The Connector uses the Greenplum Database gpfdist
parallel file server to transfer data between Spark and Greenplum Database. When you run a Spark application that uses the Connector, the Connector starts a gpfdist
server process on each Spark worker node.
By default, the Connector starts the gpfdist
server process using the IP address of the Spark worker node and allows the operating system to select a random port for the server.
The Connector's default gpfdist
server addressing behavior may not meet your needs if the hosts in your Spark cluster are configured with multiple network interfaces, or when the Spark cluster is deployed in Kubernetes.
NoteUse these
DataFrame
configuration options when Spark is running on-premise or in the cloud. The Connector does not support setting these options when Spark is deployed in Kubernetes.

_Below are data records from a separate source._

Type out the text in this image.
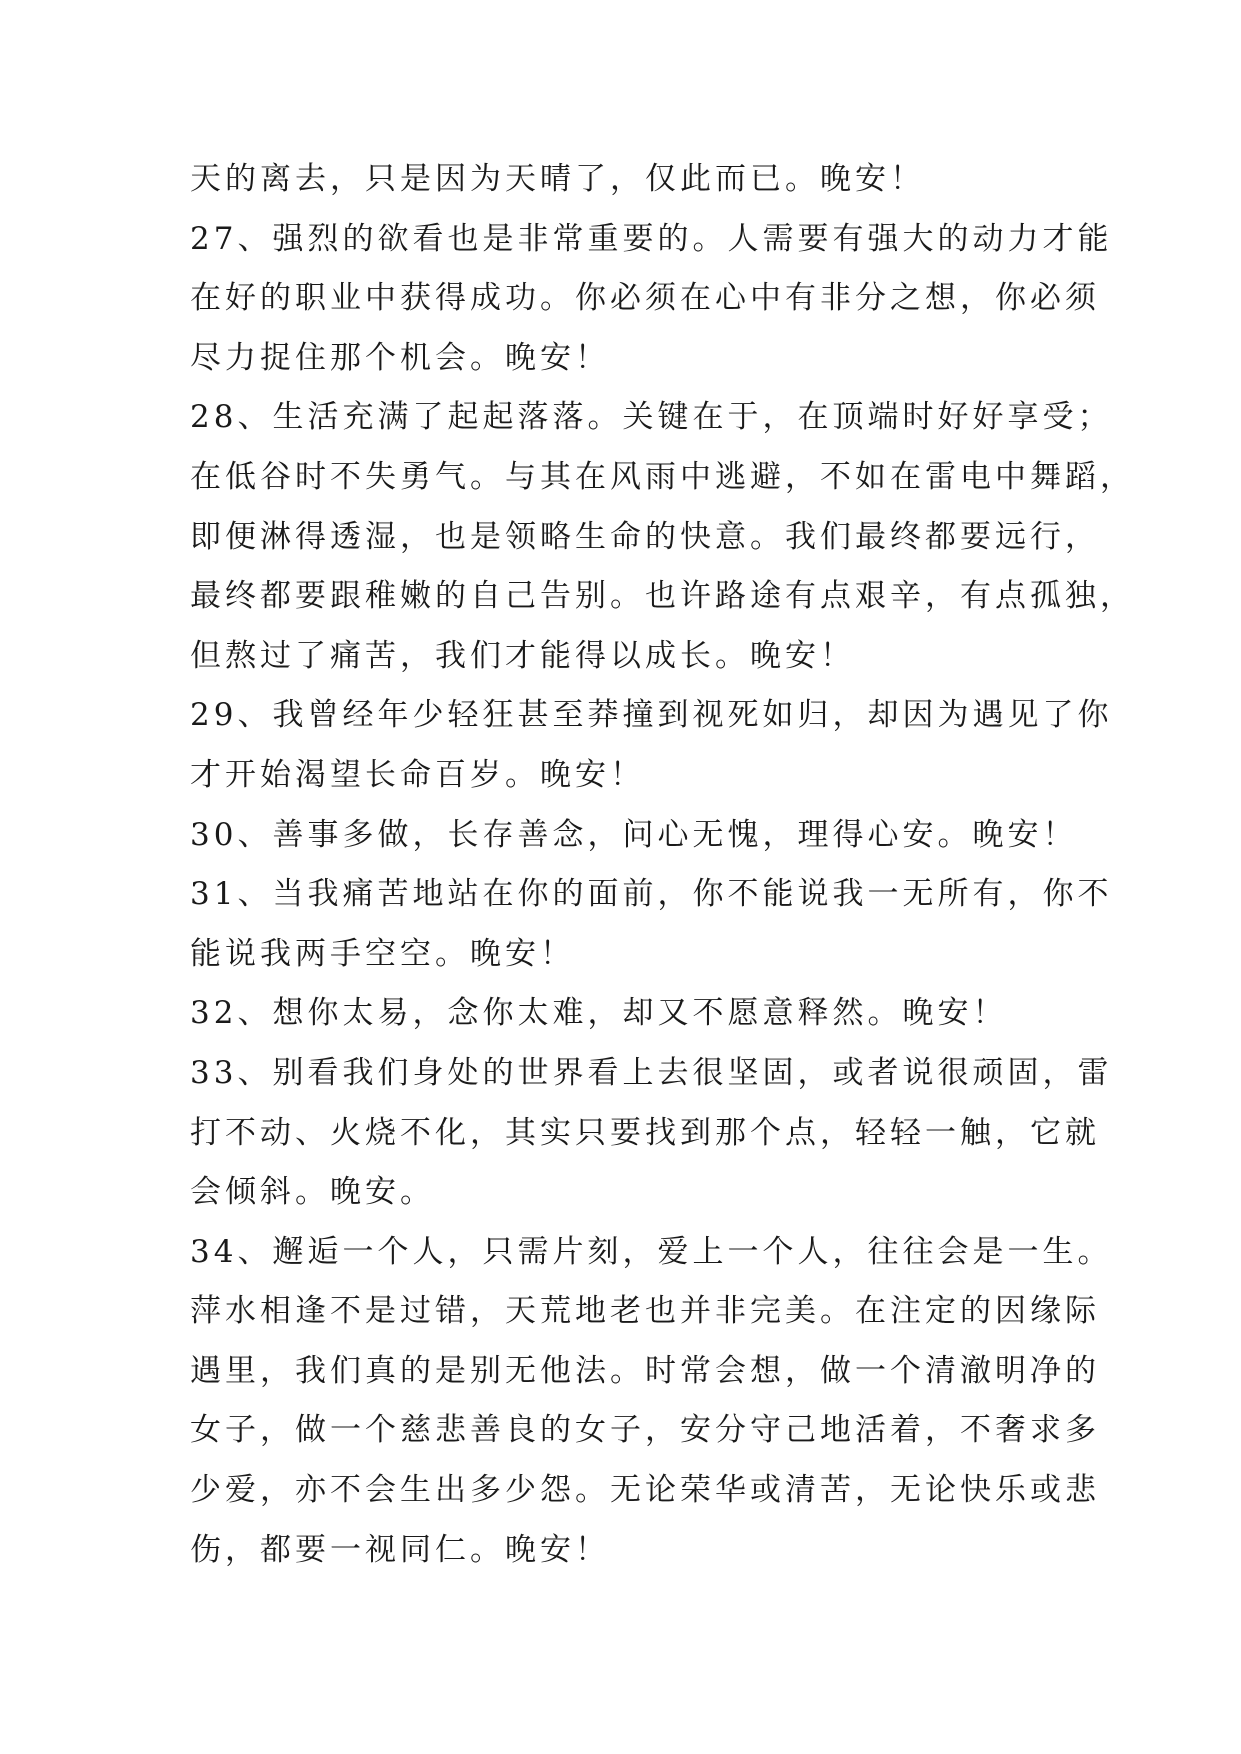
天的离去，只是因为天晴了，仅此而已。晚安！
27、强烈的欲看也是非常重要的。人需要有强大的动力才能
在好的职业中获得成功。你必须在心中有非分之想，你必须
尽力捉住那个机会。晚安！
28、生活充满了起起落落。关键在于，在顶端时好好享受；
在低谷时不失勇气。与其在风雨中逃避，不如在雷电中舞蹈，
即便淋得透湿，也是领略生命的快意。我们最终都要远行，
最终都要跟稚嫩的自己告别。也许路途有点艰辛，有点孤独，
但熬过了痛苦，我们才能得以成长。晚安！
29、我曾经年少轻狂甚至莽撞到视死如归，却因为遇见了你
才开始渴望长命百岁。晚安！
30、善事多做，长存善念，问心无愧，理得心安。晚安！
31、当我痛苦地站在你的面前，你不能说我一无所有，你不
能说我两手空空。晚安！
32、想你太易，念你太难，却又不愿意释然。晚安！
33、别看我们身处的世界看上去很坚固，或者说很顽固，雷
打不动、火烧不化，其实只要找到那个点，轻轻一触，它就
会倾斜。晚安。
34、邂逅一个人，只需片刻，爱上一个人，往往会是一生。
萍水相逢不是过错，天荒地老也并非完美。在注定的因缘际
遇里，我们真的是别无他法。时常会想，做一个清澈明净的
女子，做一个慈悲善良的女子，安分守己地活着，不奢求多
少爱，亦不会生出多少怨。无论荣华或清苦，无论快乐或悲
伤，都要一视同仁。晚安！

The Connector exposes the following DataFrame
options to set the gpfdist
server address:
Option Name | Description |
---|---|
server.port |
The gpfdist server port number. You can specify any combination of one or more: single port number, comma-separated list of port numbers, or range of port numbers. |
server.useHostname |
Use the Spark worker host name instead of the IP Address. |
server.hostEnv |
The name of an environment variable whose value identifies the hostname or IP address of the Spark worker on which to start the gpfdist server. |
server.nic |
The network interface on which to start the gpfdist server. |
You set these options in your code before you read or write the DataFrame
as described in Specifying the gpfdist Server Address Options.
The Connector allows you to set each of the port, host, and interface via an environment variable name of your choosing. When you set an option via an environment variable, you can configure a different value for each Spark worker node. Setting the per-DataFrame
Spark worker gpfdist
address options in your Spark application is described in detail in Specifying the gpfdist Server Address Options.

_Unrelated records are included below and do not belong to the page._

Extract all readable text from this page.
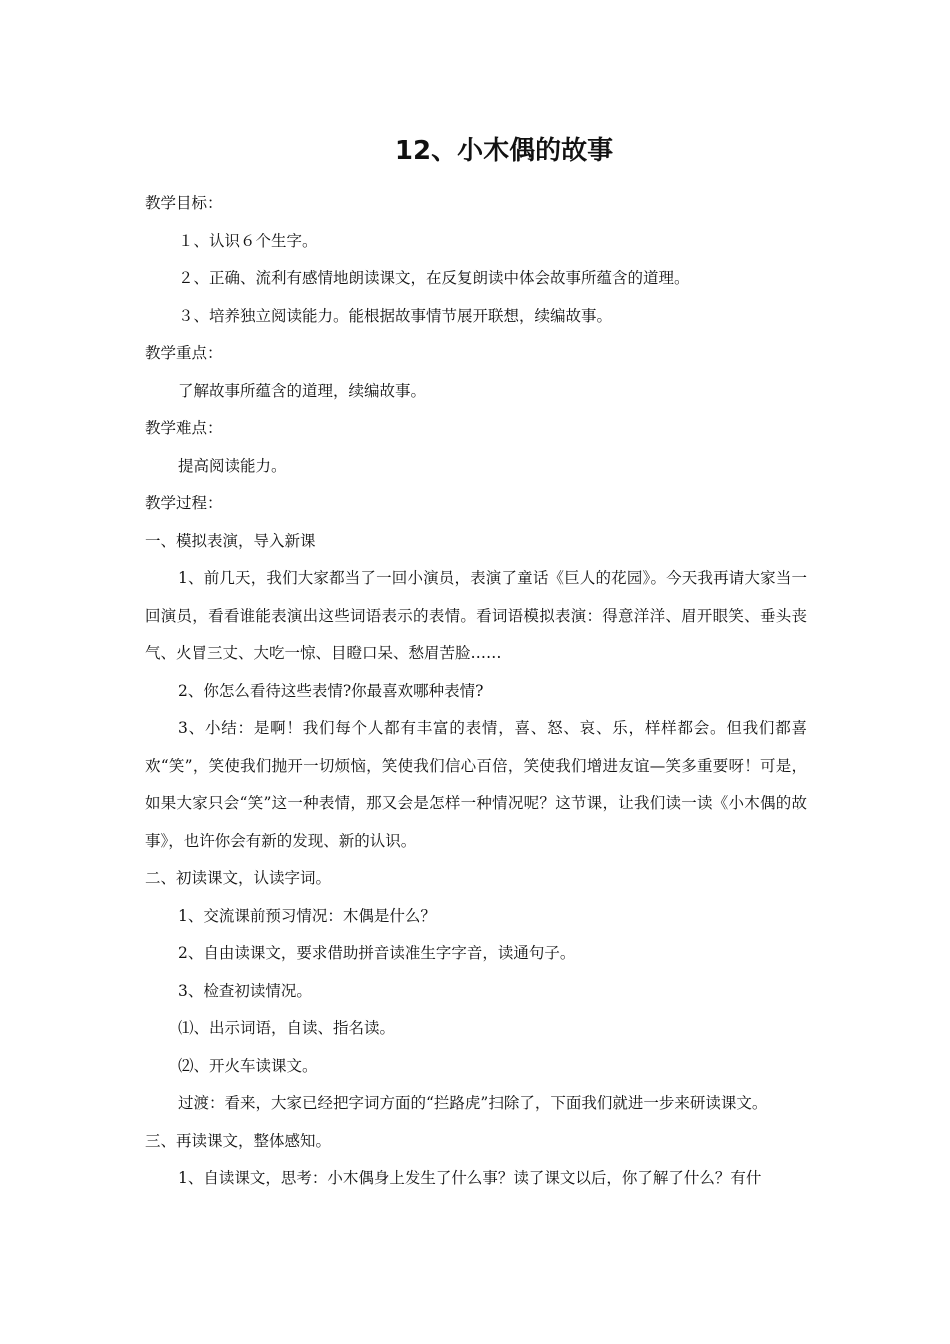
12、小木偶的故事

教学目标：

１、认识６个生字。

２、正确、流利有感情地朗读课文，在反复朗读中体会故事所蕴含的道理。

３、培养独立阅读能力。能根据故事情节展开联想，续编故事。

教学重点：

了解故事所蕴含的道理，续编故事。

教学难点：

提高阅读能力。

教学过程：

一、模拟表演，导入新课

1、前几天，我们大家都当了一回小演员，表演了童话《巨人的花园》。今天我再请大家当一回演员，看看谁能表演出这些词语表示的表情。看词语模拟表演：得意洋洋、眉开眼笑、垂头丧气、火冒三丈、大吃一惊、目瞪口呆、愁眉苦脸……

2、你怎么看待这些表情?你最喜欢哪种表情?

3、小结：是啊！我们每个人都有丰富的表情，喜、怒、哀、乐，样样都会。但我们都喜欢“笑”，笑使我们抛开一切烦恼，笑使我们信心百倍，笑使我们增进友谊—笑多重要呀！可是，如果大家只会“笑”这一种表情，那又会是怎样一种情况呢？这节课，让我们读一读《小木偶的故事》，也许你会有新的发现、新的认识。

二、初读课文，认读字词。

1、交流课前预习情况：木偶是什么？

2、自由读课文，要求借助拼音读准生字字音，读通句子。

3、检查初读情况。

⑴、出示词语，自读、指名读。

⑵、开火车读课文。

过渡：看来，大家已经把字词方面的“拦路虎”扫除了，下面我们就进一步来研读课文。

三、再读课文，整体感知。

1、自读课文，思考：小木偶身上发生了什么事？读了课文以后，你了解了什么？有什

If you choose to specify an option via an environment variable, set the environment variable on each Spark worker node before you run the start-slave.sh
command on that node. For example, if you set server.port
to the environment variable named GSC_EXTERNAL_PORT
, and server.nic
to the environment variable named GSC_NIF
, you would start the Spark worker as follows:
user@spark-worker$ GSC_EXTERNAL_PORT="12900" GSC_NIF="eth1" start-slave.sh
You may also choose to set an environment variable in your spark-env.sh
file. For information about the Spark spark-env.sh
file, refer to the Environment Variables section of the Spark Configuration documentation.
In the default configuration, the Spark executor location that the Connector specifies in the external table LOCATION
clause is not routable from the Greenplum Database segments when Spark is deployed in Kubernetes; you must to explicitly configure the Connector.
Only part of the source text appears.